There are few technical analysis components that can credit a single person, but Elliott’s wave theory has that distinction. The founder of the theory is Ralph Nelson Elliott, who was born in Marysville, Kansas, in 1871 and then moved to San Antonio, (Texas state).
Elliott began his career as an economist in the middle of 1890. After holding executive positions in private companies and a successful consulting business, the United States State Department wanted Elliott to be the candidate for the post of Chief Accountant of Nicaragua (a country that was then under US control).
During his stay in Central America, Elliott contracted a debilitating illness, which forced him to retire early at the age of fifty-eight. Around this time, he decided to devote himself to the study of the American stock market.
When Elliott began his study of markets, it was generally believed that markets were chaotic and random. Elliott, after many studies, was convinced that there was some sort of underlying order in the way they moved and proposed that market prices develop into specific patterns and trends. This was considered a revolutionary idea at the time.

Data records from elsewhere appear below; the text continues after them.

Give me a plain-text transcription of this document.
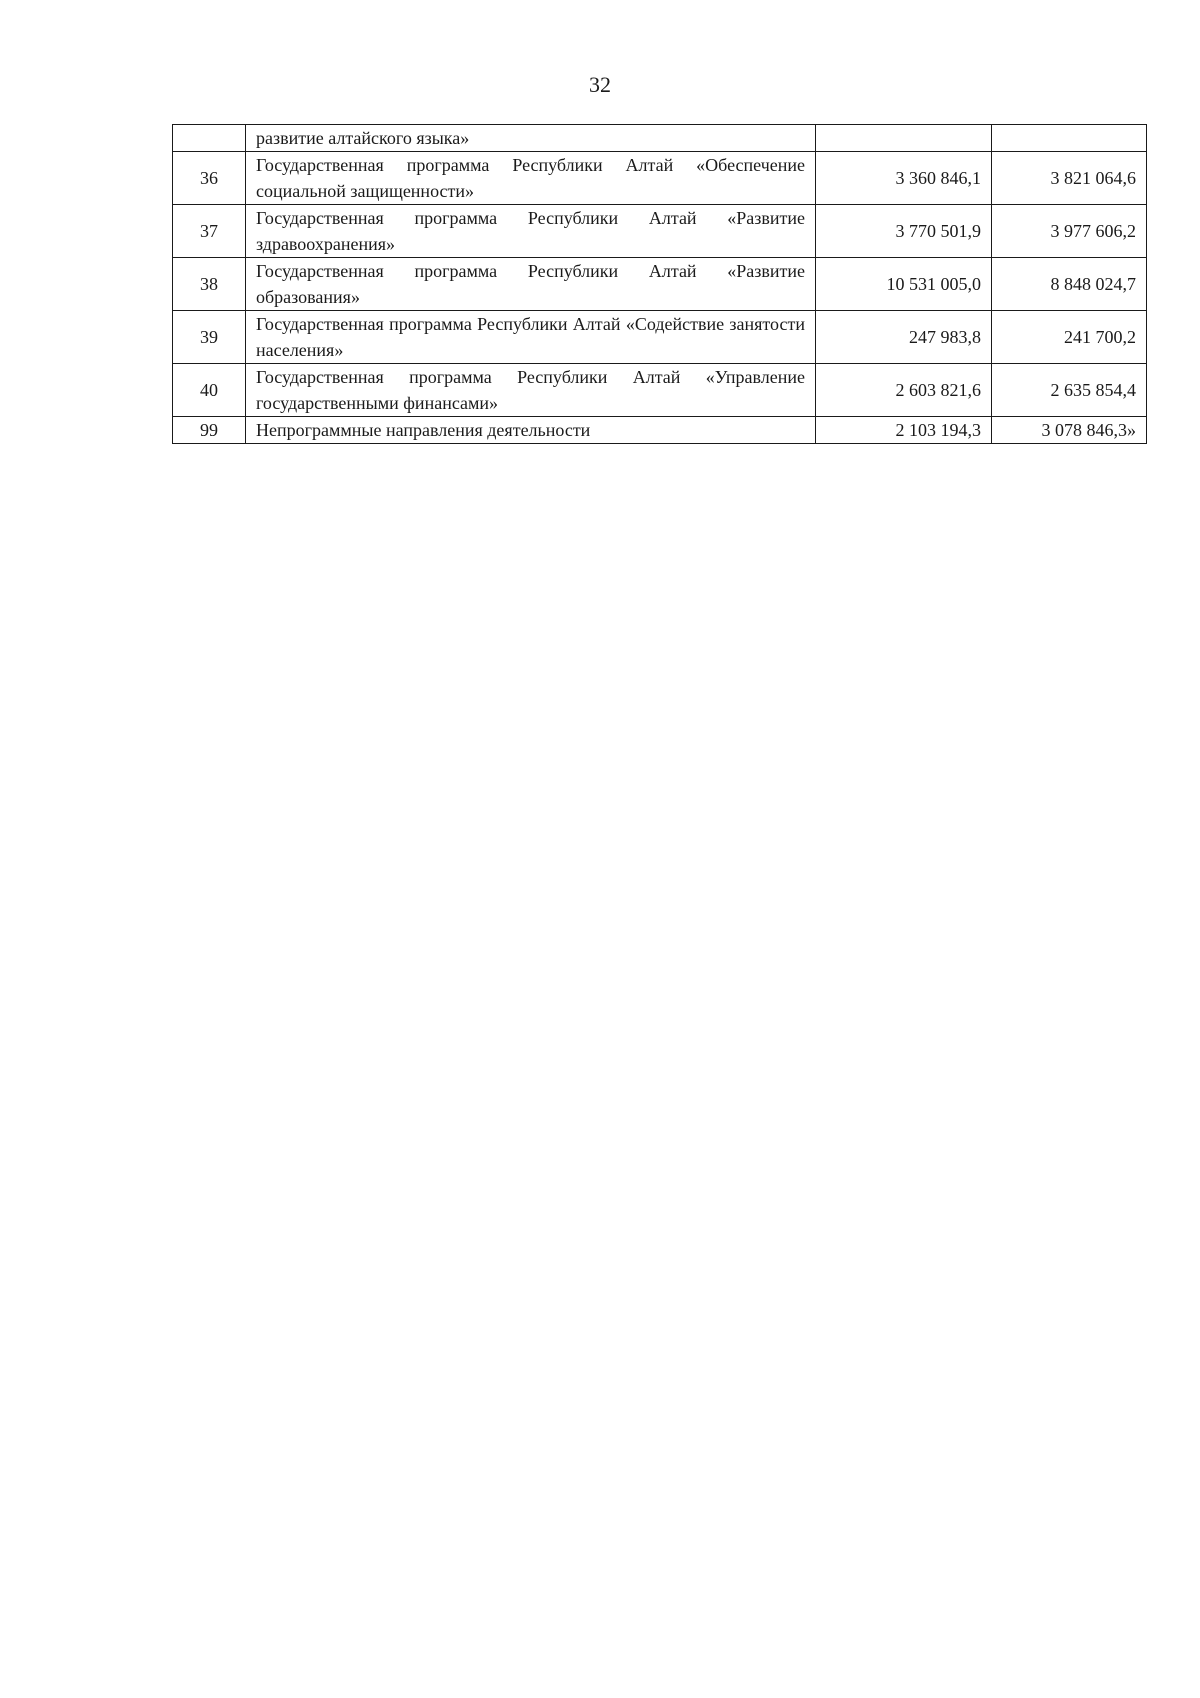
32
	развитие алтайского языка»		
36	Государственная программа Республики Алтай «Обеспечение социальной защищенности»	3 360 846,1	3 821 064,6
37	Государственная программа Республики Алтай «Развитие здравоохранения»	3 770 501,9	3 977 606,2
38	Государственная программа Республики Алтай «Развитие образования»	10 531 005,0	8 848 024,7
39	Государственная программа Республики Алтай «Содействие занятости населения»	247 983,8	241 700,2
40	Государственная программа Республики Алтай «Управление государственными финансами»	2 603 821,6	2 635 854,4
99	Непрограммные направления деятельности	2 103 194,3	3 078 846,3»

It began its study by studying more than 75 years of historical data from stock markets using annual, monthly, weekly, daily, hourly, and half-hour charts. Remember, this was in the 1930s before there was computing capacity available to help review graphs and keep records. All these analyses were done manually and to carry it out without help was an achievement in itself.
As his research progressed, he began to establish rules that he could apply. The greater his confidence, the more frequently he began to spread his ideas publicly. In March 1935, an ordinary day, he sent a telegram after the closing of the market indicating that the US stock market is coming to an end.
The next day, Thursday, March 14, 1935, the Dow Jones Industrial Average reached its lowest closing price for the whole year. In fact, the market began an increase which lasted nearly two years and doubled the value of the Dow. Elliott, using its own market rules that he himself had developed, had set the bottom of the market within a trading day.
What makes this most notorious was the moment in history that Elliott made the prediction. In 1935, the United States was in the midst of the Great Depression, and the idea that markets could grow seemed unthinkable.
A few months after predicting the decline in March 1935, Elliott wrote “The Elliott Principle” with Charles J. Collins. Collins himself received Elliott’s telegram on Wednesday afternoon, predicting the decline of the market.
With the book, Wave Theory Elliott was officially born.
After Elliott’s death in 1948, many renowned financiers continued to make predictions based on Elliott Wave’s studies. In the early 1970s, a novice analyst at Merrill Lynch, Robert Prechter, was impressed with Elliott’s work and introduced it to the public through his own books.
Prechter won the US Trade Championship in 1984 with Elliott Wave, with a yield of 444% in four months on a real-money options trading account. Prechter also successfully predicted America’s long-term bullish market that began in 1982 and the October 1987 crash. The CNBC in 1989 named him “Guru of the Decade”.
Today, Prechter is considered the world’s best known Elliott The Wave Analyst, and the book, called “The Beginning of the Elliott Wave”, is considered today as the modern Bible for understanding this topic.
There’s a lot of criticism of the Elliott Wave and Prechter himself has made the wrong predictions. That said, Elliott’s wave theory is considered an important part of the technical analysis and is part of the curriculum of the authorized market technician designation.